Pancakes — H@cktivityCon CTF Challenge
Pancakes, the easiest of the binary exploitation challenges, was a fun little binary for some quick points during H@cktivityCon by HackerOne. I appreciated the simplicity of the challenge and it ended up being one of my favorite of the event.
“Pancakes” was an ELF binary that produced a lovely little stack of ascii-pancakes after asking how many you want. Once you entered a value, the application would run and produce the output shown in the image below.
Each challenge came with a binary so step one was to see what was going on under the hood. Using Ghidra, you can see that the application was “gets-ing” input from the user and placing it in a 128 byte char array. After getting the input, the application calls “atoi” on the value and then never uses it again. Regardless of how the value is used, the input process becomes the source for the buffer overflow due to the lack of validation before writing to the buffer. Within Ghidra, and confirmed in EDB, you can see an unused function “secret_recipe” at memory location “0x0040098b.” This function reads “flag.txt” from file and outputs the contents to the screen.

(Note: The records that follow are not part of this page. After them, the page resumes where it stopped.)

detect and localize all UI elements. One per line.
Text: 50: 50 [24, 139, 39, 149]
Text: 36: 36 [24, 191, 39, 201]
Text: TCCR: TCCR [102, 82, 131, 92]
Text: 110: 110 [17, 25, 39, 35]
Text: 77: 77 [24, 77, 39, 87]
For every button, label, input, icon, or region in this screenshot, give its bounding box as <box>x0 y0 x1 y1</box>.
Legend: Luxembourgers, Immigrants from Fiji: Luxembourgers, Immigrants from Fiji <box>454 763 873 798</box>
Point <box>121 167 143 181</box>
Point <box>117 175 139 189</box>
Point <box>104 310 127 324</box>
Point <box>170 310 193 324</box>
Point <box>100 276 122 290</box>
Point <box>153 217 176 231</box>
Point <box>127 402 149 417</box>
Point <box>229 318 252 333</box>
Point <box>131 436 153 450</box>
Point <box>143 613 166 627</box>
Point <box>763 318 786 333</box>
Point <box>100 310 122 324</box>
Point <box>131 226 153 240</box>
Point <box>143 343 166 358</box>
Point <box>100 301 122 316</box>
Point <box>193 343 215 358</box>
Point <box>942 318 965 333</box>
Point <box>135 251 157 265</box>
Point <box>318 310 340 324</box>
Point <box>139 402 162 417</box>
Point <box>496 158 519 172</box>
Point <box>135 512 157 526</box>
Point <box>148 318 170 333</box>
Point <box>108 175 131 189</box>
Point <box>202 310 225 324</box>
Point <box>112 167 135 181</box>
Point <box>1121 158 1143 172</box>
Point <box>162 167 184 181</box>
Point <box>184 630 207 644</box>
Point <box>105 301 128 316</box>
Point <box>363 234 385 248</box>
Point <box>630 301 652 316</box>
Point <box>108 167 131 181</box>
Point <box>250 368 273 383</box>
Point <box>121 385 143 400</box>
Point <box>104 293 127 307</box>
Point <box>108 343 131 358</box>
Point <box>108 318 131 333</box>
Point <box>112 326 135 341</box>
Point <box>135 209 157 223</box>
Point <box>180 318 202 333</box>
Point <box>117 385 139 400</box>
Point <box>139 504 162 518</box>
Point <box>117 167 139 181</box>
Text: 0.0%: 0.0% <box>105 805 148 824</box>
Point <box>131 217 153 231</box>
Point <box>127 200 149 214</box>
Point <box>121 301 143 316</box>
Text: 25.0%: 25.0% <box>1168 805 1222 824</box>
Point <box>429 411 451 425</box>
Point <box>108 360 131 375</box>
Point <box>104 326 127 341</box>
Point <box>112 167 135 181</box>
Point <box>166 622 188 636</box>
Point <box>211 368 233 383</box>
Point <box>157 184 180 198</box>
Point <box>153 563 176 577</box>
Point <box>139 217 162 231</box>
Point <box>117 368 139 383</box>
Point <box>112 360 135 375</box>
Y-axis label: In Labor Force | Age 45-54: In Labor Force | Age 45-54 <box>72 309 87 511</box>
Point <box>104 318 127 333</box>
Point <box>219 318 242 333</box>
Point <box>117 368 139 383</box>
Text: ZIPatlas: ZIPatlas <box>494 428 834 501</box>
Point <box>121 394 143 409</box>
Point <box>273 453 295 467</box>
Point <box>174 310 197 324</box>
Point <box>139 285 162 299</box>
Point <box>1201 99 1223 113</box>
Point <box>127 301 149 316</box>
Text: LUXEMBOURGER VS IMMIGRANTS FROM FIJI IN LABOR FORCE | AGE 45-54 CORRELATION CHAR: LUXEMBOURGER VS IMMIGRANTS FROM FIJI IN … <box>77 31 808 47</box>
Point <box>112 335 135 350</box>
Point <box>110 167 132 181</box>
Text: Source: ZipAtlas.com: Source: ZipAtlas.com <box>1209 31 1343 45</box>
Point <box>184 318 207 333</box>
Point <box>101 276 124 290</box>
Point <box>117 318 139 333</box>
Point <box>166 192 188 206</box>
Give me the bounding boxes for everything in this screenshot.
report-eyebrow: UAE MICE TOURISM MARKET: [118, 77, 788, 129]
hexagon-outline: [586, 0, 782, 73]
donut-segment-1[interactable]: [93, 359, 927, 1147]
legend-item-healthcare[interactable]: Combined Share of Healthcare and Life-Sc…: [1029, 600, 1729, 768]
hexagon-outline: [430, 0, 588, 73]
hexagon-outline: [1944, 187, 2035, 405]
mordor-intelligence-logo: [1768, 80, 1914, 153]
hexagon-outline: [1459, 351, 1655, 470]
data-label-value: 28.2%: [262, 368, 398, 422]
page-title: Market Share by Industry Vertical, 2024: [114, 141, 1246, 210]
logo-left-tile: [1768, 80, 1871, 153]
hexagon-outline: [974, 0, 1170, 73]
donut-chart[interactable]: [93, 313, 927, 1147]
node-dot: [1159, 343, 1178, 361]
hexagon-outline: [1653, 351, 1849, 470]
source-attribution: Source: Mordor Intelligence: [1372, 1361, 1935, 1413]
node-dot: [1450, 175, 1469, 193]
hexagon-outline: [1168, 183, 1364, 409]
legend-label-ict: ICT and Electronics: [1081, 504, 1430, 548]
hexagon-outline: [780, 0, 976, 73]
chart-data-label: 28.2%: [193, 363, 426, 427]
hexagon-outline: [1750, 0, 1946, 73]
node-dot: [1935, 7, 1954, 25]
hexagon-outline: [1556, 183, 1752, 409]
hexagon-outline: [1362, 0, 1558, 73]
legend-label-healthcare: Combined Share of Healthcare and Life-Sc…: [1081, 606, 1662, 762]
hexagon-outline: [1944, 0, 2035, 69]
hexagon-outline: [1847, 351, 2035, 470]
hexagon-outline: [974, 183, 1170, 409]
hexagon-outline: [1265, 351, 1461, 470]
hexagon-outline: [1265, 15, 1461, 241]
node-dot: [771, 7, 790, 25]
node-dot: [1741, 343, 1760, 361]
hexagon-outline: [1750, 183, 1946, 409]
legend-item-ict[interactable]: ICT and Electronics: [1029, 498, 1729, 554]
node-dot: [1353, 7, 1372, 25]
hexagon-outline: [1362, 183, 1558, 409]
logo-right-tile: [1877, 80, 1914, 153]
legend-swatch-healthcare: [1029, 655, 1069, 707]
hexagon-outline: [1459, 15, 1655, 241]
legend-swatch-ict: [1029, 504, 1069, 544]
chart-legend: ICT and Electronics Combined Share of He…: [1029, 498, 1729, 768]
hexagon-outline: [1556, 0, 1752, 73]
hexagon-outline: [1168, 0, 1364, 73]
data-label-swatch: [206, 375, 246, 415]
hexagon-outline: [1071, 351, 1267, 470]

We can see that the exploitation is going to have to overflow the character array and overwrite the return address with the address of the secret_recipe function. To do this, “msf-pattern_create” can be used to generate a unique sequence of characters and “msf-pattern_offset” can be used to query where a specific sequence is located in the original pattern. Running the application in EDB shows a segmentation fault when trying to return to an odd address that appears to be caused from our 200 character input string from msf-pattern_create. A quick lookup of the address shows that it was at an offset of 152.
Now that we have the offset, we can test it and attempt to read from a local file called “flag.txt” by using the secret function in the binary. Using python, 152 characters are generated and followed by the 64-bit address of the secret_recipe function in little-endian format. This string is then piped into the binary.
python -c "print 'A' * 152+ '\x8b\x09\x40\x00\x00\x00\x00\x00'" | ./pancakesSuccess! The contents of the file are printed below the stack of pancakes just before the application crashes. This means that we successfully overwrote the return address with the address of the secret_recipe function by overflowing the char array. Quick change to the command pipes the payload to a Netcat connection to the challenge box and we get the flag!
python -c "print 'A' * 152+ '\x8b\x09\x40\x00\x00\x00\x00\x00'" | nc jh2i.com 50021Thanks to HackerOne, and all those involved, for putting on a great event!